Michel Bussi nourrit avec entrain des intrigues qui se déroulent à notre époque mais qui trouvent leurs sources dans un passé plus ou moins lointain, en général une génération.
Il ne déroge pas à cette façon de faire dans le présent roman où il conçoit un enchaînement habile, mettant en scène les sentiments les plus courants qui animent les individus.
Le jeudi 14 septembre 2023, au belvédère des Quatre Fils Aymon qui surplombe la Meuse, dans les Ardennes, le corps d’un homme est repéré par des joggers. Sur place, la capitaine Katel Marelle et deux gendarmes se livrent aux premières investigations pour définir s’il s’agit d’un suicide, d’un accident ou d’un meurtre. Ayant ses papiers sur lui, Renaud Duval est vite identifié. Il habite un village proche. Quand ils fouillent la voiture dissimulée sous un chêne, ils trouvent trois permis de conduire authentiques, trois identités différentes mais la même photo. Renaud Duval, Pierre Rousseau et Hans Bernard sont nés le même jour dans les Ardennes, à Paris, en Lozère.
Katel se rend chez Renaud pour annoncer la mauvaise nouvelle. Agnès, dite Nanesse, la reçoit mais ne comprend rien à la situation. Ils vivent ensemble depuis vingt-huit ans. Elle décrit un homme calme et attentionné, un peu trop maniaque et casanier à son goût, mais d’une telle gentillesse, d’une telle patience. Il s’absentait une semaine par mois pour son travail.
Vicky Malzieu tient un gîte à Ruynes-en-Margeride dans le Cantal. Elle attend le retour de Hans, un routier international. Elle est à la gendarmerie, très inquiète.
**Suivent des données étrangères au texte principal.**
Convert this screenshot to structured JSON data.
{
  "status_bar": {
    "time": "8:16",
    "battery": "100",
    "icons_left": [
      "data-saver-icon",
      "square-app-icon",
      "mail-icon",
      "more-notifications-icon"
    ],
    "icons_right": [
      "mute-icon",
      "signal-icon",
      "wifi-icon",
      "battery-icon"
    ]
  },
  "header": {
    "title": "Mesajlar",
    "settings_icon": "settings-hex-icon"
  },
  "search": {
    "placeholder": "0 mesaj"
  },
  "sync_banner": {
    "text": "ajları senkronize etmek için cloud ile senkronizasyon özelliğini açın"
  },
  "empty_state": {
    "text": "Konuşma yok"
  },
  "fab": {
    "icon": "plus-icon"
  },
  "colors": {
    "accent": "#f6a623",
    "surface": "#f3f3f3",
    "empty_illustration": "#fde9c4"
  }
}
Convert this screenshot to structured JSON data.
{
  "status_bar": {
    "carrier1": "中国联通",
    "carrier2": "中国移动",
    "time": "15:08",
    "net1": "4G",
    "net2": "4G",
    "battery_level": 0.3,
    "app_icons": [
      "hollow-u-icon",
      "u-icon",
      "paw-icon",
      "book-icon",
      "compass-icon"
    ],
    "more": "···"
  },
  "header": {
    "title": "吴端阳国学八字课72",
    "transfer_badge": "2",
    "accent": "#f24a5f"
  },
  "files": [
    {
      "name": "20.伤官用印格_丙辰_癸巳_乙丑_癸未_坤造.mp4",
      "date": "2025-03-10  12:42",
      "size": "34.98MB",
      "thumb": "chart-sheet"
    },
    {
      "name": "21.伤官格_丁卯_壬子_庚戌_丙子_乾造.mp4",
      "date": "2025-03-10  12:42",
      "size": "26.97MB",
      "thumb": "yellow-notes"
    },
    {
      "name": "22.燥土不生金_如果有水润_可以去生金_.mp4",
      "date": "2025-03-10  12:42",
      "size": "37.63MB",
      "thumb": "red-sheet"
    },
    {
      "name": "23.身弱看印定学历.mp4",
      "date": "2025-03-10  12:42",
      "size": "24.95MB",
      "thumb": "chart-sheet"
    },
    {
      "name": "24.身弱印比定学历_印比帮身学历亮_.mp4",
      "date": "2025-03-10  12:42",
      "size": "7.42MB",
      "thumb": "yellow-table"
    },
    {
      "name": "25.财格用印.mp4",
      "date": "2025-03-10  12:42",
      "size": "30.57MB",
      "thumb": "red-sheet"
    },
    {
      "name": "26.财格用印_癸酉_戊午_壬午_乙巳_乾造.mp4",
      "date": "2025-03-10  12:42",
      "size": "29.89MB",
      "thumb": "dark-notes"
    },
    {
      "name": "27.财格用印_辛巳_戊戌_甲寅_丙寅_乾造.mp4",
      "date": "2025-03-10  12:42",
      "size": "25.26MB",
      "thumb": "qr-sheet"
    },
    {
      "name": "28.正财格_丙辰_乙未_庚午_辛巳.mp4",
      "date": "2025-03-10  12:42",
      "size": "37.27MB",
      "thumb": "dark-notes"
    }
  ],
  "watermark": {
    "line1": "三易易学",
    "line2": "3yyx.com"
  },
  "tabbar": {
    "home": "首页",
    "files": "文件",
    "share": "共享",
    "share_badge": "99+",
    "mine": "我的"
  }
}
Il aurait dû être là depuis trois jours et ne répond pas au téléphone. Lola, sa fillette l’attend car il a promis de réparer Kasper, la marionnette qu’il lui a offerte et dont elle ne se sépare pas.
Éléa, dans le quartier Château Rouge à Paris n’a plus de contacts avec celui qu’elle a surnommé Petrouchka. Pourtant, il envoie depuis des années plusieurs messages, texto par jour. Et arrive un message bien sibyllin : “C’est moi ! Ton Petrouchka. Je suis assis sur ma tombe. Je t’attends.“
Ces trois femmes vont chercher à retrouver celui qu’elles aiment.
Mais, quand Nanesse fait l’objet d’une tentative de meurtre après que le témoin qu’elle a pu identifier soit assassiné, qu’un nouveau cadavre a été découvert près de l’endroit où était celui de Renaud…
Cette fois, Michel Bussi joue avec un récit qui semble impossible. Des triplés, passe encore, mais nés le même jour à plusieurs centaines de kilomètres l’un de l’autre… Des personnages hors-normes existent, ces humains capables de prodiges en matière de transformisme tant psychique qu’intellectuel. Ne le fait-il pas décrire par quelqu’un qui a eu l’occasion de le côtoyer assez longtemps comme un caméléon, capable de s’adapter à la personnalité de ses interlocuteurs ?
Ce genre d’individu s’illustre dans des affaires étonnantes, pouvant escroquer des magnats, des décideurs. L’exemple le plus récent est Anna Sorokin qui a trompé des élites new-yorkaises en se faisant passer pour une richissime héritière allemande.
Michel Bussi est un auteur prodigue. Il ne ménage pas une imagination fertile pour élaborer et construire des intrigues subtiles, retorses, au mécanisme impitoyable. Il enchaîne, sans répit, rebondissements et retournements. Mais outre l’action, il passionne par le charme de son récit, par la richesse de ses personnages.
Quelle que soit l’idée qu’il retient, il la magnifie. Il prouve, une fois encore, son don de la manipulation, dans le sens noble du terme, jouant avec les apparences, les zones d’ombre, et bien sûr, le passé, les liens qui se nouent, les chemins suivis par chacun jusqu’à un carrefour où tout bascule.
Avec ce récit, le romancier fait voyager son lecteur des Ardennes au Tarn, de Paris en Tchécoslovaquie avent que celle-ci n’implose en 1992. Il propose des vers d’Arthur Rimbaud, né à Charleville, pour illustrer une partie de son histoire. Et les marionnettes tiennent une place conséquente dans le livre.
Au terme d’un texte de quatre cents cinquante pages, sans longueurs, sans digressions insipides, l’auteur s’offre le luxe d’une conclusion explicitant, avec limpidité, tous les ressorts de son intrigue.
Un roman magnifique, à ne pas manquer !
serge perraud
Michel Bussi, Trois vies par semaine, Les Presses de la Cité, coll. “Thrillers”, mars 2023, 456 p. — 22,90 €.